Они увязались за мной в безлюдной и тёмной серёдке парка. Их двое: Бомж – крепкий мужик неопределённого возраста в драном плаще, с пакетом дребезжащих бутылок, и Проныра – вертлявый паренёк в кепке, похожий на уголовную шестёрку, какими изображает их отечественная кинематография. Оба движутся в пятидесяти шагах, повторяя все мои повороты последние десять минут. Вопросов почти не осталось – они поджидали меня и никого другого.
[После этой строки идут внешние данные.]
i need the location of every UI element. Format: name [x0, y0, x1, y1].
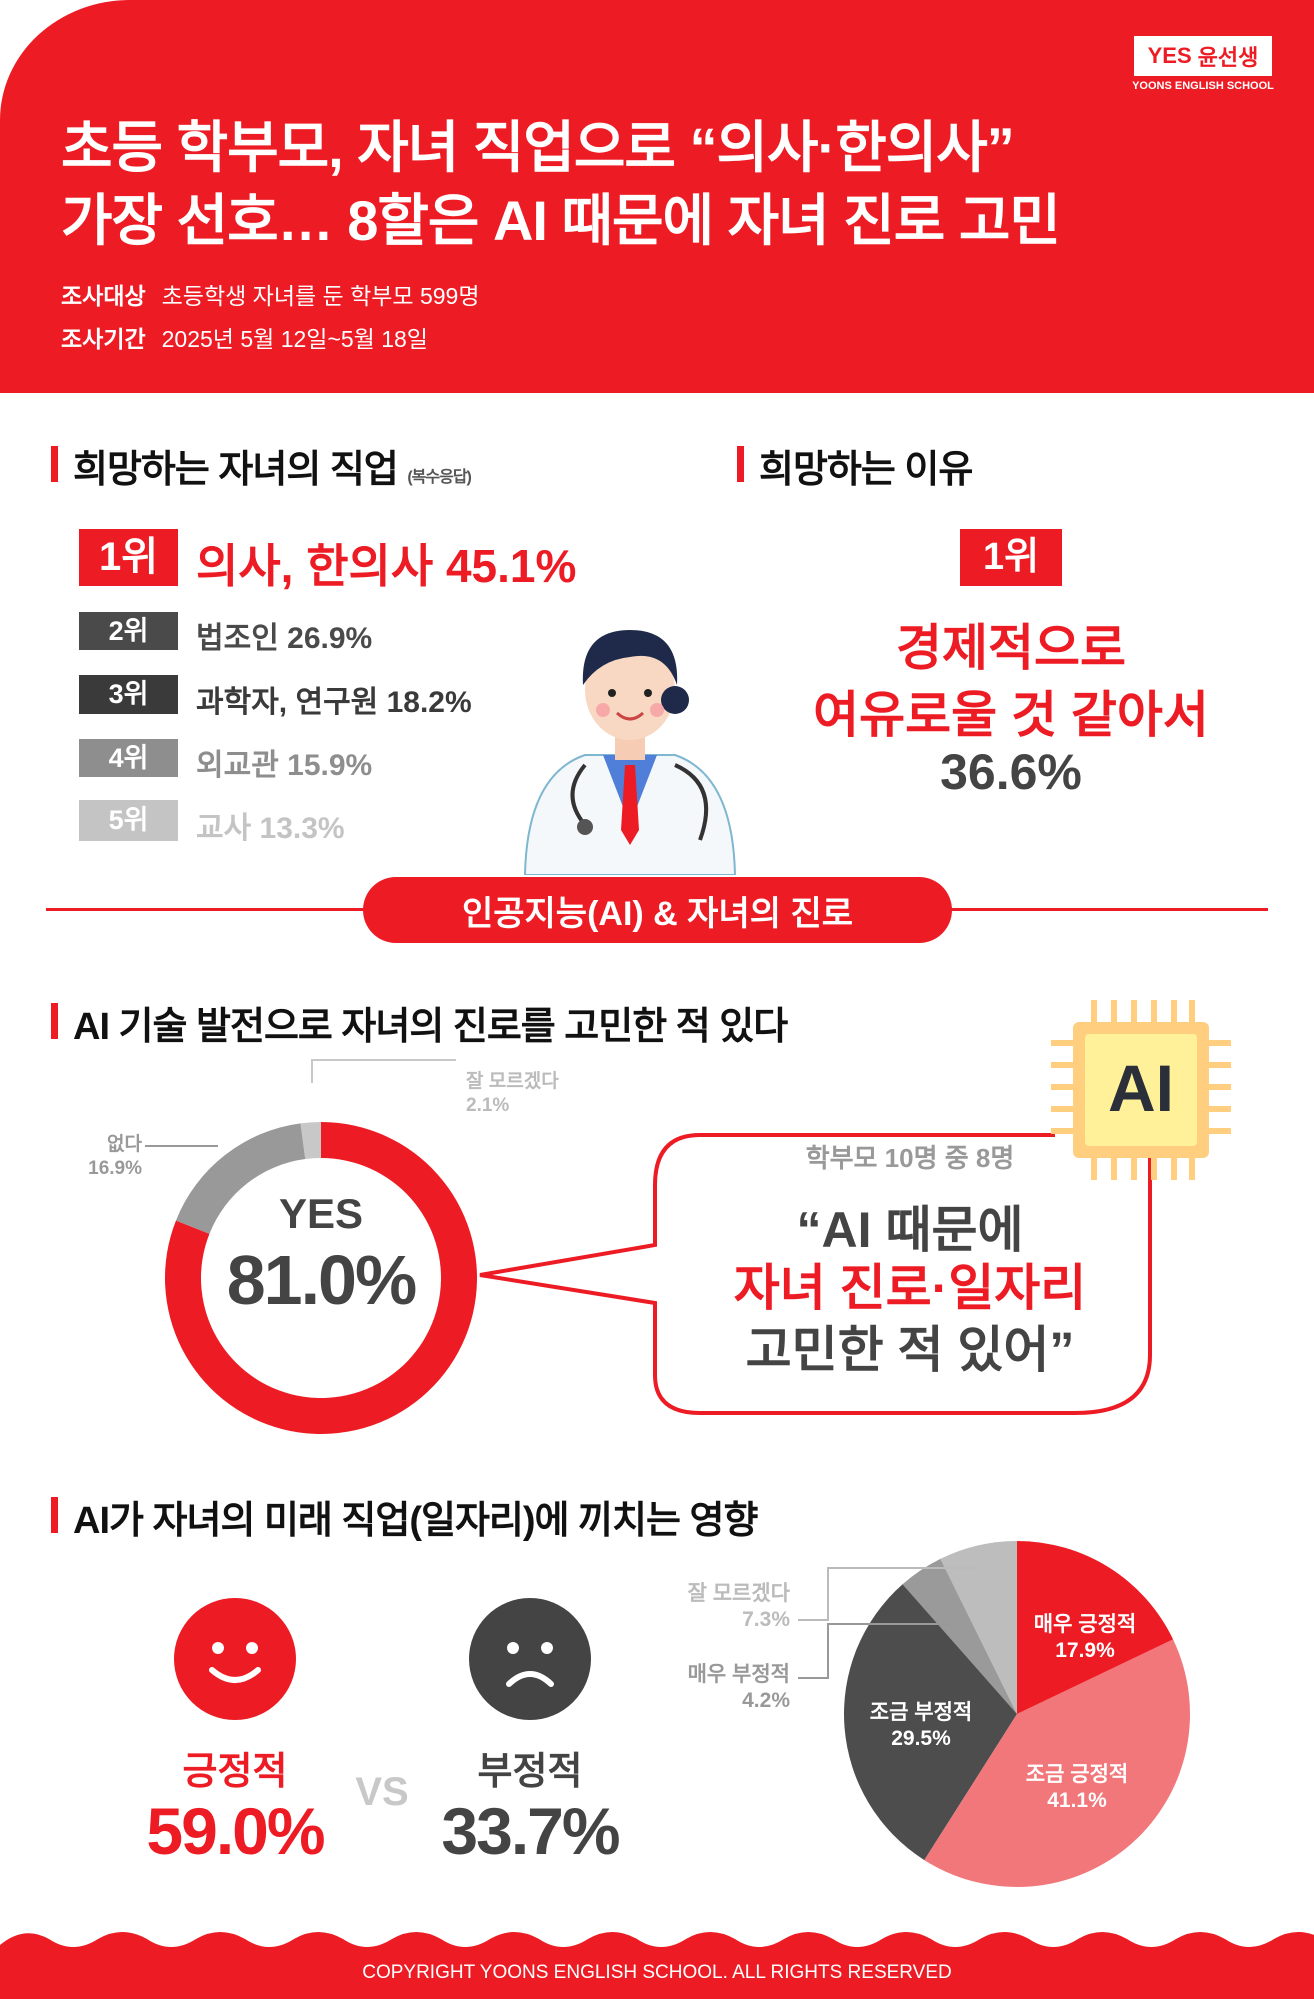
- headline-line-1: 초등 학부모, 자녀 직업으로 “의사·한의사”: [61, 116, 1015, 179]
- target-value: 초등학생 자녀를 둔 학부모 599명: [161, 283, 480, 309]
- logo-text: 윤선생: [1197, 45, 1259, 70]
- pie-label-very-positive: 매우 긍정적 17.9%: [1010, 1612, 1160, 1665]
- somewhat-negative-value: 29.5%: [891, 1727, 951, 1751]
- logo-subtitle: YOONS ENGLISH SCHOOL: [1132, 80, 1274, 92]
- impact-pie-chart: [798, 1541, 1190, 1887]
- bubble-line-1: “AI 때문에: [796, 1202, 1024, 1258]
- rank-job-label: 과학자, 연구원 18.2%: [196, 685, 472, 719]
- unknown-pie-value: 7.3%: [742, 1608, 790, 1632]
- reason-rank-badge: 1위: [960, 529, 1062, 586]
- very-negative-pie-label: 매우 부정적: [687, 1663, 790, 1686]
- donut-label-no: 없다 16.9%: [70, 1133, 142, 1181]
- rank-badge: 5위: [79, 800, 178, 841]
- footer-wave: [0, 1932, 1314, 1999]
- pie-label-very-negative: 매우 부정적 4.2%: [640, 1662, 790, 1715]
- somewhat-positive-value: 41.1%: [1047, 1789, 1107, 1813]
- header-banner: [0, 0, 1314, 393]
- bubble-subtitle: 학부모 10명 중 8명: [805, 1143, 1015, 1173]
- rank-badge: 3위: [79, 675, 178, 714]
- bubble-line-2: 자녀 진로·일자리: [733, 1260, 1087, 1316]
- somewhat-negative-label: 조금 부정적: [869, 1701, 973, 1724]
- jobs-note: (복수응답): [407, 469, 472, 486]
- unknown-pie-label: 잘 모르겠다: [687, 1582, 790, 1605]
- jobs-title-text: 희망하는 자녀의 직업: [73, 449, 399, 491]
- very-positive-value: 17.9%: [1055, 1639, 1115, 1663]
- pie-label-somewhat-negative: 조금 부정적 29.5%: [846, 1700, 996, 1753]
- jobs-section-title: 희망하는 자녀의 직업 (복수응답): [51, 438, 472, 493]
- bubble-line-3: 고민한 적 있어”: [745, 1322, 1075, 1378]
- unknown-pie-leader: [798, 1567, 980, 1621]
- logo-mark: YES: [1147, 43, 1192, 68]
- survey-target: 조사대상 초등학생 자녀를 둔 학부모 599명: [61, 277, 480, 311]
- positive-value: 59.0%: [146, 1794, 325, 1868]
- smile-icon: [174, 1598, 296, 1720]
- donut-center-label: YES: [278, 1190, 364, 1237]
- unknown-leader-line: [311, 1059, 456, 1083]
- unknown-label: 잘 모르겠다: [466, 1071, 559, 1092]
- impact-title: AI가 자녀의 미래 직업(일자리)에 끼치는 영향: [51, 1489, 758, 1544]
- negative-label: 부정적: [477, 1751, 583, 1793]
- ai-worry-title: AI 기술 발전으로 자녀의 진로를 고민한 적 있다: [51, 995, 788, 1050]
- rank-job-label: 법조인 26.9%: [196, 622, 373, 655]
- no-value: 16.9%: [88, 1157, 142, 1179]
- very-negative-pie-value: 4.2%: [742, 1689, 790, 1713]
- ai-chip-icon: [1051, 1000, 1231, 1180]
- very-positive-label: 매우 긍정적: [1033, 1613, 1137, 1636]
- target-label: 조사대상: [61, 283, 146, 309]
- reason-line-1: 경제적으로: [896, 620, 1126, 676]
- no-label: 없다: [107, 1134, 142, 1155]
- negative-value: 33.7%: [441, 1794, 620, 1868]
- period-label: 조사기간: [61, 326, 146, 352]
- pie-slice-잘-모르겠다: [300, 1122, 321, 1160]
- ai-section-pill: 인공지능(AI) & 자녀의 진로: [363, 877, 952, 943]
- headline-line-2: 가장 선호… 8할은 AI 때문에 자녀 진로 고민: [61, 189, 1061, 252]
- pie-label-somewhat-positive: 조금 긍정적 41.1%: [1002, 1762, 1152, 1815]
- unknown-value: 2.1%: [466, 1094, 510, 1116]
- rank-job-label: 의사, 한의사 45.1%: [196, 539, 577, 592]
- speech-bubble: [479, 1133, 1152, 1415]
- ai-chip-label: AI: [1108, 1051, 1174, 1125]
- rank-job-label: 교사 13.3%: [196, 811, 345, 845]
- reason-section-title: 희망하는 이유: [737, 438, 973, 493]
- pie-slice-매우-부정적: [902, 1558, 1017, 1714]
- survey-period: 조사기간 2025년 5월 12일~5월 18일: [61, 320, 428, 354]
- very-negative-pie-leader: [798, 1623, 970, 1679]
- frown-icon: [469, 1598, 591, 1720]
- footer-copyright: COPYRIGHT YOONS ENGLISH SCHOOL. ALL RIGH…: [362, 1962, 952, 1983]
- pie-slice-조금-긍정적: [924, 1639, 1190, 1887]
- doctor-illustration: [523, 630, 737, 875]
- pie-label-unknown: 잘 모르겠다 7.3%: [640, 1581, 790, 1634]
- pie-slice-잘-모르겠다: [940, 1541, 1017, 1714]
- donut-center-value: 81.0%: [226, 1241, 417, 1319]
- donut-label-unknown: 잘 모르겠다 2.1%: [466, 1070, 559, 1118]
- reason-value: 36.6%: [940, 744, 1082, 800]
- reason-line-2: 여유로울 것 같아서: [813, 687, 1209, 743]
- somewhat-positive-label: 조금 긍정적: [1025, 1763, 1129, 1786]
- period-value: 2025년 5월 12일~5월 18일: [161, 326, 428, 352]
- rank-job-label: 외교관 15.9%: [196, 749, 373, 782]
- rank-badge: 2위: [79, 612, 178, 650]
- rank-badge: 4위: [79, 739, 178, 777]
- vs-label: VS: [355, 1770, 409, 1814]
- logo: YES 윤선생: [1134, 36, 1272, 76]
- pie-slice-없다: [175, 1123, 306, 1234]
- rank-badge: 1위: [79, 529, 178, 586]
- pie-slice-매우-긍정적: [1017, 1541, 1174, 1714]
- positive-label: 긍정적: [182, 1751, 288, 1793]
- pie-slice-조금-부정적: [844, 1584, 1017, 1861]
- ai-worry-donut-chart: [145, 1059, 477, 1434]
Черту под сомнениями подводит выстрел. Пуля шуршит над головой и, выбросив щепки, исчезает в сосне. Итак, мои преследователи не расположены к разговору. Накатывает запоздалый звук выстрела, тут же угасший в ближайших деревьях, но для меня он звучит отчётливо, словно стартовый револьвер. Они стреляют, а значит мне остаётся только бежать.

Бегу, стараясь оставить между собой и преследователями побольше деревьев и бугров. Ритмичное бряцанье бутылок за спиной обрывается, раздаётся звонкий хруст – Бомж отбросил ненужную ношу. Ага! Это вам не бабочек ловить. Лёгкая атлетика! Как у нас говорилось – царица полей. Учился—то я в школе со спортивным уклоном. И хотя любовь к пиву со временем обернулась солидным брюшком, но и курить я не начал, а потому лёгкие качают кислород без труда.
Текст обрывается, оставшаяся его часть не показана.